REST-*: Blessing or Bane?
Recently, JBoss has announced a new architecture initiative called REST-*. The purpose of this initiative is to create an open source project dedicated to the goal of applying web architecture to integration and middleware. They intend to take traditional integration concepts and find which ones fit into the REST model. The hope is to publish the specifications that will be created from this project as IETF RFCs.
From the website, the stated architecture goals are:
- Low barrier to entry – Clients that use the specification should have a very low barrier to entry. They shouldn’t need to install a library or large stack of software to use a specification. An HTTP client or web server provided by the language or platform should be enough to implement or use implementations of the specification.
- Edge Cases should be Extensions - Edge cases that complicate the main specification should be defined in a separate sub-specification. Extensions should strive to be layered on top of the main specification by using facilities like HATEOAS and HTTP conneg to provided their features.
- Pragmatic REST – While a specification should strive to follow RESTful principles, simplicity should never take a back seat to being a pure RESTafarian. If you need to bend the rules of REST to create a simpler design, then that’s the path that should be taken.

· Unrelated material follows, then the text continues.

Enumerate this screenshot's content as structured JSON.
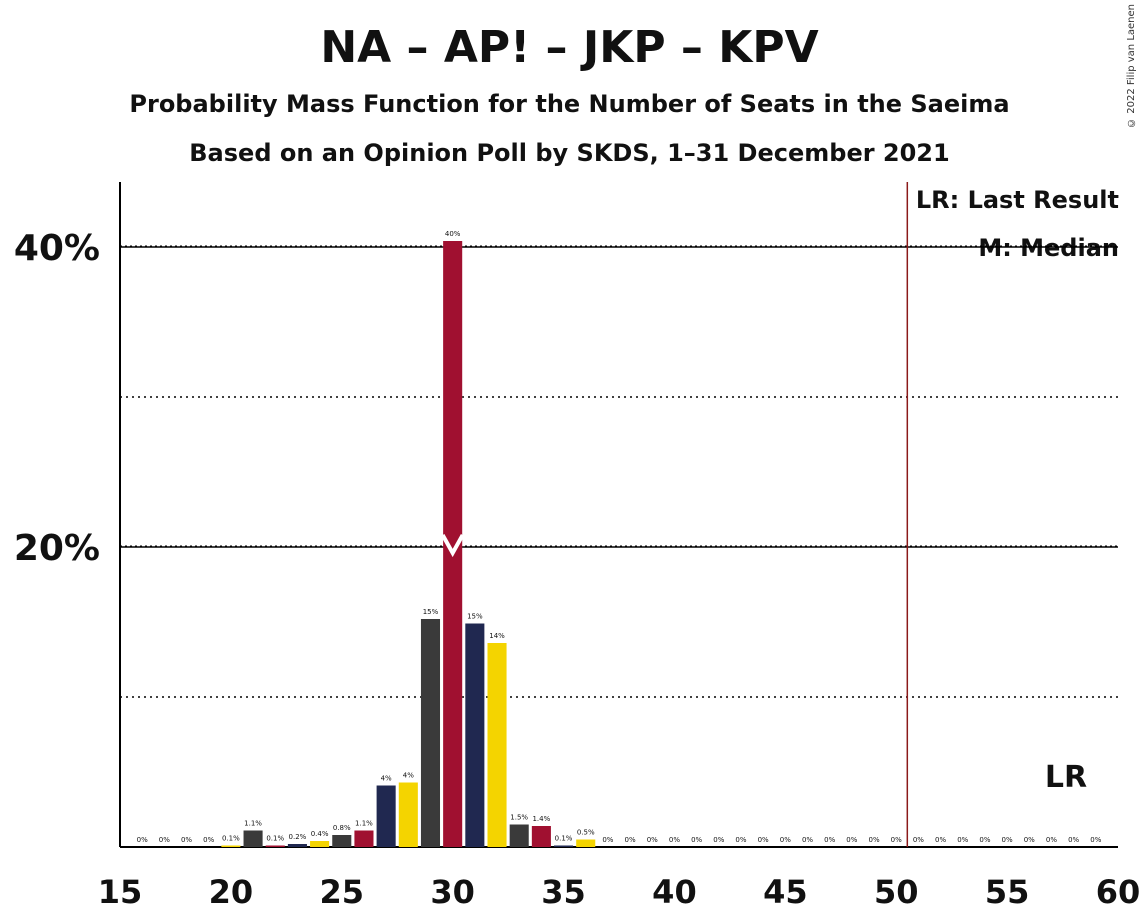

- 80/20 Rule – Specifications should remain simple. Many times in specification efforts, edge cases cause a lot of bloat and complexity within the specificaiton making it difficult to use, understand, and implement. Specifications should cover 80% of the most common use cases. Edge cases should not be in the main specifications. REST should be able to provide the facilities (HATEOAS, HTTP conneg) to abstract away edge cases.
- Avoid Envelope formats - Whenever possible, avoid envelope formats. Examples of envelope formats are SOAP and Atom. Envelope formats encourage tunneling over HTTP instead of leveraging HTTP. They also require additional complexities on both the client and the server. In most cases HTTP headers should be enough to transfer metadata about the request, response, or resource.
- Isolate data formats to extensions - If possible, specifications should try not to define new data formats.
I will be following the developments of this project very closely since this is an area where I am dabbling a bit myself. I am very interested in seeing how they approach some of the issues I have blogged about recently. My only concern is that they will attempt to build specifications around some of the worst ideas in distributed computing. That is my primary complaint with the way the WS-* specifications have evolved. Back when the “S” in SOAP still stood for “Simple”, SOAP seemed like a promising way to build distributed systems based on open standards. Unfortunately, the specification committee promptly took the opportunity to add everything including the kitchen sink. In the process they made it nearly impossible to build anything with SOAP-based services and wrecked the promise of interoperability between different vendor implementations. I just hope the REST-* project does not repeat the same mistakes. (Distributed transactions and reliable messaging. I am looking at you.)